Our patient has been treated using various manual manipulative therapies for over a decade, experiencing beneficial outcomes for many of her pain complaints. The patient reports temporary symptom relief from chiropractic care, responding well to gentle low-force manipulations with diverse techniques. However, reported relief typically lasts only 2-3 days before symptoms return. A goal of this paper is to promote discussion of how chiropractic care may be beneficial in symptomatic control for hypermobile patients without causing additional inflammatory response or injury.

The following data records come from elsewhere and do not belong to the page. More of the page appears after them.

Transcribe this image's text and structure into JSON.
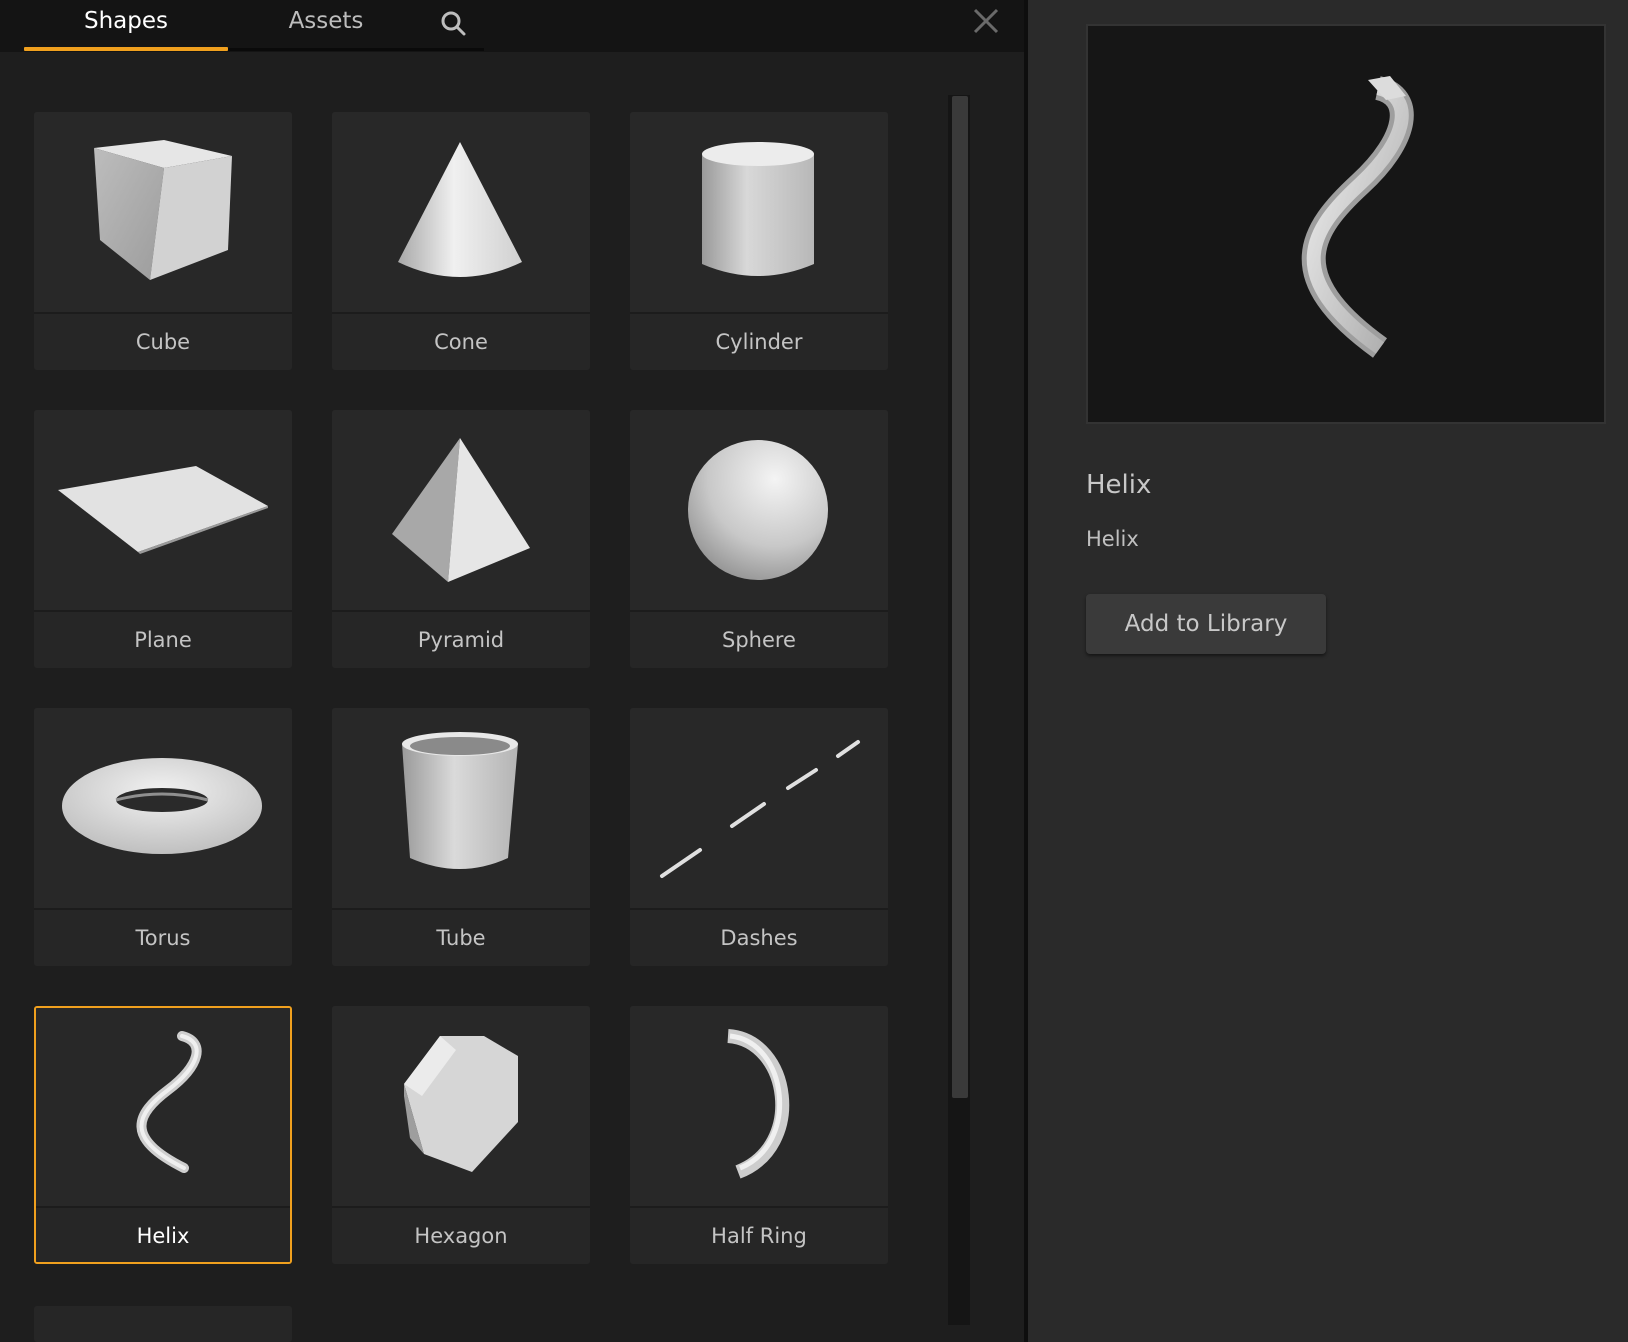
{
  "tabs": {
    "shapes_label": "Shapes",
    "assets_label": "Assets",
    "search_icon": "search-icon",
    "close_icon": "close-icon"
  },
  "shapes": [
    {
      "label": "Cube",
      "icon": "cube-icon"
    },
    {
      "label": "Cone",
      "icon": "cone-icon"
    },
    {
      "label": "Cylinder",
      "icon": "cylinder-icon"
    },
    {
      "label": "Plane",
      "icon": "plane-icon"
    },
    {
      "label": "Pyramid",
      "icon": "pyramid-icon"
    },
    {
      "label": "Sphere",
      "icon": "sphere-icon"
    },
    {
      "label": "Torus",
      "icon": "torus-icon"
    },
    {
      "label": "Tube",
      "icon": "tube-icon"
    },
    {
      "label": "Dashes",
      "icon": "dashes-icon"
    },
    {
      "label": "Helix",
      "icon": "helix-icon"
    },
    {
      "label": "Hexagon",
      "icon": "hexagon-icon"
    },
    {
      "label": "Half Ring",
      "icon": "half-ring-icon"
    }
  ],
  "selected": "Helix",
  "detail": {
    "title": "Helix",
    "subtitle": "Helix",
    "add_button": "Add to Library"
  },
  "colors": {
    "accent": "#f0a01e",
    "panel_bg": "#1e1e1e",
    "right_bg": "#2a2a2a"
  }
}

This case also emphasizes the need for an appropriate and thorough history of patients with connective tissue disorders. The history for these patients must include a focus on prior surgeries, dislocations, and hypermobile areas of the body. This can aid the practitioner in choosing appropriate manipulation techniques as well as those that should be avoided in certain regions.

Limitations

This is a single-patient case report, and the results may not be generalizable to other individuals presenting with similar conditions.

CONCLUSION

In terms of intervention, managing EDS necessitates an approach that considers the patient’s functionality and quality of life beyond addressing immediate musculoskeletal concerns. Chiropractors should aim to enhance joint stability, while alleviating pain and promoting overall well-being. This case report emphasizes a focused integrated treatment strategy while shedding light on the intricate relationship between musculoskeletal health and EDS.


Written consent for publication was obtained from the patient.

COMPETING INTERESTS

The authors declare no competing interests.